Case Presentation: A female patient, 4-months-old, diagnosed with Spinal Muscular Atrophy Type I by genetic test using the Multiplex Ligation-dependent Probe Amplification (MLPA) technique and with respiratory failure manifestations in the first weeks of life. Due to this acute condition, in the emergency service, the patient was admitted to the hospital, initially using Continuous Positive Airway Pressure (CPAP) and later requiring orotracheal intubation due to worsening of the respiratory condition. After Nusinersena (4 doses) was administered, extubation measures were taken. Even with clinical complications, such as pneumothorax and episodes of bradycardia, the patient was kept on non-invasive ventilation, and ventilatory support measures were used, such as Cough Assist and physiotherapy maneuvers, and she was discharged after 115 days of hospitalization, without tracheostomy.

Discussion: Spinal Muscular Atrophy is a genetic disease involving cell death of motor neurons located in the anterior horn of the spinal cord and brainstem motor nuclei, caused by SMN1 gene mutations. Type 1 is the most severe form, presenting with areflexia, inability to sit without support, severe hypotonia, and diffuse muscle weakness. Respiratory failure is usually the cause of death in these patients between 12 and 36 months of age, caused by profound neurogenic muscle atrophy leading to inability to cough, weakness and fatigue of the respiratory muscles. It can develop from progressive ventilatory decompensation or from an acute process such as pneumonia. Among the types of respiratory management, tracheostomy can be performed when patients are unable to wean themselves off ventilatory support. However, it makes speech development difficult or impossible, leads to dependence due to loss of respiratory autonomy, and brings complications such as repeated infections. In contrast, non-invasive ventilation associated with adequate physiotherapy assistance offers good results, with fewer hospitalizations allowing home admission, speech capacity and increased life expectancy.

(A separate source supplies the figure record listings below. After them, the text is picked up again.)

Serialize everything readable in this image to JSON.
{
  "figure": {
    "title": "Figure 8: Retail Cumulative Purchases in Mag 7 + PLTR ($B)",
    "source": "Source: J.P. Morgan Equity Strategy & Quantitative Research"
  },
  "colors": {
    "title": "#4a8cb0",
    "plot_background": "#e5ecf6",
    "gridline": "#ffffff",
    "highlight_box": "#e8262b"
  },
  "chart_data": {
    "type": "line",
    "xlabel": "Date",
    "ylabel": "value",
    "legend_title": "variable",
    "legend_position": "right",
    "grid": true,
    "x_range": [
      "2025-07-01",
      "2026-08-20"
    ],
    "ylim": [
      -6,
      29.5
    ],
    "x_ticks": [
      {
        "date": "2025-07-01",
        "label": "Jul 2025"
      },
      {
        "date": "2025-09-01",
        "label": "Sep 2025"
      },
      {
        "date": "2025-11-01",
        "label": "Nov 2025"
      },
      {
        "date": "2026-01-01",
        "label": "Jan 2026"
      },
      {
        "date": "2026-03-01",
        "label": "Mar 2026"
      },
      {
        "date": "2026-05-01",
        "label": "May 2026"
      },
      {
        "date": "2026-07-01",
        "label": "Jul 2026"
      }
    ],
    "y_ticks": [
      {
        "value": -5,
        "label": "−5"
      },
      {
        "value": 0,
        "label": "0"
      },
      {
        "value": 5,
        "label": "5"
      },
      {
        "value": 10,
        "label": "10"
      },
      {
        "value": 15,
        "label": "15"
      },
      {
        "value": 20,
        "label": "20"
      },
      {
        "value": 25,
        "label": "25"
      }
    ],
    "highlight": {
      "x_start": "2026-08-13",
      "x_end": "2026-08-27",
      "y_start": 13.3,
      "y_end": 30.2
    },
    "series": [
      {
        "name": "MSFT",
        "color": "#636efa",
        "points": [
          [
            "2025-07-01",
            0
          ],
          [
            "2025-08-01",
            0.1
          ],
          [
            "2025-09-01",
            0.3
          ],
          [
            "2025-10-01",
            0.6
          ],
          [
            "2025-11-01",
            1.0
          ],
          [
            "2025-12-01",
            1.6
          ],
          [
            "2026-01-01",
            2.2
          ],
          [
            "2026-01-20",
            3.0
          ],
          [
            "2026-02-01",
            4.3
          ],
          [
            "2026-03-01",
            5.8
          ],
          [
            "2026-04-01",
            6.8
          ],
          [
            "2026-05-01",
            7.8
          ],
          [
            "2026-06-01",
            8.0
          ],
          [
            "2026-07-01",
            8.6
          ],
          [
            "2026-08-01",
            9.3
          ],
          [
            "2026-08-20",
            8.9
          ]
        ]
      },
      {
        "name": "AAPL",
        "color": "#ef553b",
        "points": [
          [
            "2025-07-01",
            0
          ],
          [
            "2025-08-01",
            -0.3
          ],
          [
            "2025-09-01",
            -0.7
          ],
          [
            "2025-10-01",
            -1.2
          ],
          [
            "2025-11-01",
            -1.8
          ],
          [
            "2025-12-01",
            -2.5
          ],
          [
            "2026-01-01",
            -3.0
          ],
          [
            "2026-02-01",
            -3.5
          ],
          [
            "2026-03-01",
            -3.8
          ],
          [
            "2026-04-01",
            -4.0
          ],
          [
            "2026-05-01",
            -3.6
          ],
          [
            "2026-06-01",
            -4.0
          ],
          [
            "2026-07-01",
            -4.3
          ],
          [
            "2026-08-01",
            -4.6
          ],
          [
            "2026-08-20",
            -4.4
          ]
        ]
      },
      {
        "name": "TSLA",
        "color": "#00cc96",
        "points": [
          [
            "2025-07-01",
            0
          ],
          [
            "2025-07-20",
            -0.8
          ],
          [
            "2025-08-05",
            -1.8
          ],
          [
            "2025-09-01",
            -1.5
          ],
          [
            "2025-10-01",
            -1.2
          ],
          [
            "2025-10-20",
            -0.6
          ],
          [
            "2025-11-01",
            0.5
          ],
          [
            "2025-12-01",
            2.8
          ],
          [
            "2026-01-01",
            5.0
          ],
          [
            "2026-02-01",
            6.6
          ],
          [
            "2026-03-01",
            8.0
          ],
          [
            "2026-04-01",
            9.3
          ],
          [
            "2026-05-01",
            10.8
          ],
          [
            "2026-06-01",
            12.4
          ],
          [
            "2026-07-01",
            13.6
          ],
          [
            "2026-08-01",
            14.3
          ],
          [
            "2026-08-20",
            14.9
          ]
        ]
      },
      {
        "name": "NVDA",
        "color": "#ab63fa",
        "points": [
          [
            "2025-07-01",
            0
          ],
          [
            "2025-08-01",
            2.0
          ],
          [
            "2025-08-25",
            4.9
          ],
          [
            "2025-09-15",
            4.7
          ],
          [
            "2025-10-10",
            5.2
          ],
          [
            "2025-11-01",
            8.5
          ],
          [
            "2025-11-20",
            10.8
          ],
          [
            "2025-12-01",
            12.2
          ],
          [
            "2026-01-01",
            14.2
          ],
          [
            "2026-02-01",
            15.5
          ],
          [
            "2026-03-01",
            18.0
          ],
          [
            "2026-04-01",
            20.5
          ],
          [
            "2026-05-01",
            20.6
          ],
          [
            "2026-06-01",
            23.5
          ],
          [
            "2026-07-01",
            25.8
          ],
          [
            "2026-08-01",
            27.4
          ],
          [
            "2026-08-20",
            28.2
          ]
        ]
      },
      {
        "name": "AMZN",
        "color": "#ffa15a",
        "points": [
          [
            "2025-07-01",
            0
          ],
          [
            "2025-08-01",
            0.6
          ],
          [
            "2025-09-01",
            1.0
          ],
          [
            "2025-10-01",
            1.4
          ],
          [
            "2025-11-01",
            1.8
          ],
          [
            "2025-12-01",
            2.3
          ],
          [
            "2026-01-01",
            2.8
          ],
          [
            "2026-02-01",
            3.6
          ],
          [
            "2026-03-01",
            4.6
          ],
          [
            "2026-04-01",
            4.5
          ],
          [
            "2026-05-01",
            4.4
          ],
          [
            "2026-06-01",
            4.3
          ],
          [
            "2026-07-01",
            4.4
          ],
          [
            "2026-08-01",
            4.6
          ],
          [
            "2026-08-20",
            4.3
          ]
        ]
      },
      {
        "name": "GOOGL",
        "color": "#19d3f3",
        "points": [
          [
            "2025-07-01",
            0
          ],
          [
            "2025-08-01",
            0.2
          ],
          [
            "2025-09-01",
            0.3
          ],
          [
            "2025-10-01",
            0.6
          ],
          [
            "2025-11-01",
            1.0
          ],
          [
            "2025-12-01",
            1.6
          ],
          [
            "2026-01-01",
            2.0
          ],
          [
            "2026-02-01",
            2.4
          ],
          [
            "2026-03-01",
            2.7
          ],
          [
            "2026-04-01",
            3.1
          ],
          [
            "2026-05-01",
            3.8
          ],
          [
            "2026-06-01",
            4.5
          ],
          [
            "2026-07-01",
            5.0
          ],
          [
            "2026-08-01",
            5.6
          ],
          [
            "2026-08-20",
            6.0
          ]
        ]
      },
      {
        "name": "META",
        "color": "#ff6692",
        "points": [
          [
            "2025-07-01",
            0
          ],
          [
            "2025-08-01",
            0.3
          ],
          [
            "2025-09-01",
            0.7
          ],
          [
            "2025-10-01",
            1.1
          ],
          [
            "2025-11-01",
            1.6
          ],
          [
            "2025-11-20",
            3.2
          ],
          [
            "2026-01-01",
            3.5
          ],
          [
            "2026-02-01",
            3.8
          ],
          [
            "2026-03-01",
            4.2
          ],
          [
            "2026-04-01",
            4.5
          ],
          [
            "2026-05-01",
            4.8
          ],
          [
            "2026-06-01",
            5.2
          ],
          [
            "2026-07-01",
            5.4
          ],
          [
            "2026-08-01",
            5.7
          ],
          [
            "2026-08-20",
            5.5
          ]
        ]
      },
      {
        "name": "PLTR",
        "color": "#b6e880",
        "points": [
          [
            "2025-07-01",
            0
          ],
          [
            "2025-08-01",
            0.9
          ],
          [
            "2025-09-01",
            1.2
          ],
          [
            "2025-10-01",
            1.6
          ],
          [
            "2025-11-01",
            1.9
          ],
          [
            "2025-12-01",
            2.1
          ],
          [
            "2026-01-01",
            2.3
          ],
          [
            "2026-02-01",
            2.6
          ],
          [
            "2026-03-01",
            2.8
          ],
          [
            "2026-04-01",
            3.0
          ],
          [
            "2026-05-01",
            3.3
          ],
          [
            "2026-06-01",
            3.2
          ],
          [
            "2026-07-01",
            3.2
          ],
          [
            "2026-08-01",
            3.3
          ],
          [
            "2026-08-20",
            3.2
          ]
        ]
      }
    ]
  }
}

Final: In this report, it was observed that the choice not to perform a tracheostomy was beneficial, enabling the indication of Zolgensma according to criteria for supply via the Unified Health System.

Comments: It is necessary to promote a better quality of ventilation and suction of patients with SMA type 1, seeking to increase the patient's quality of life, against tracheostomy as the best treatment option.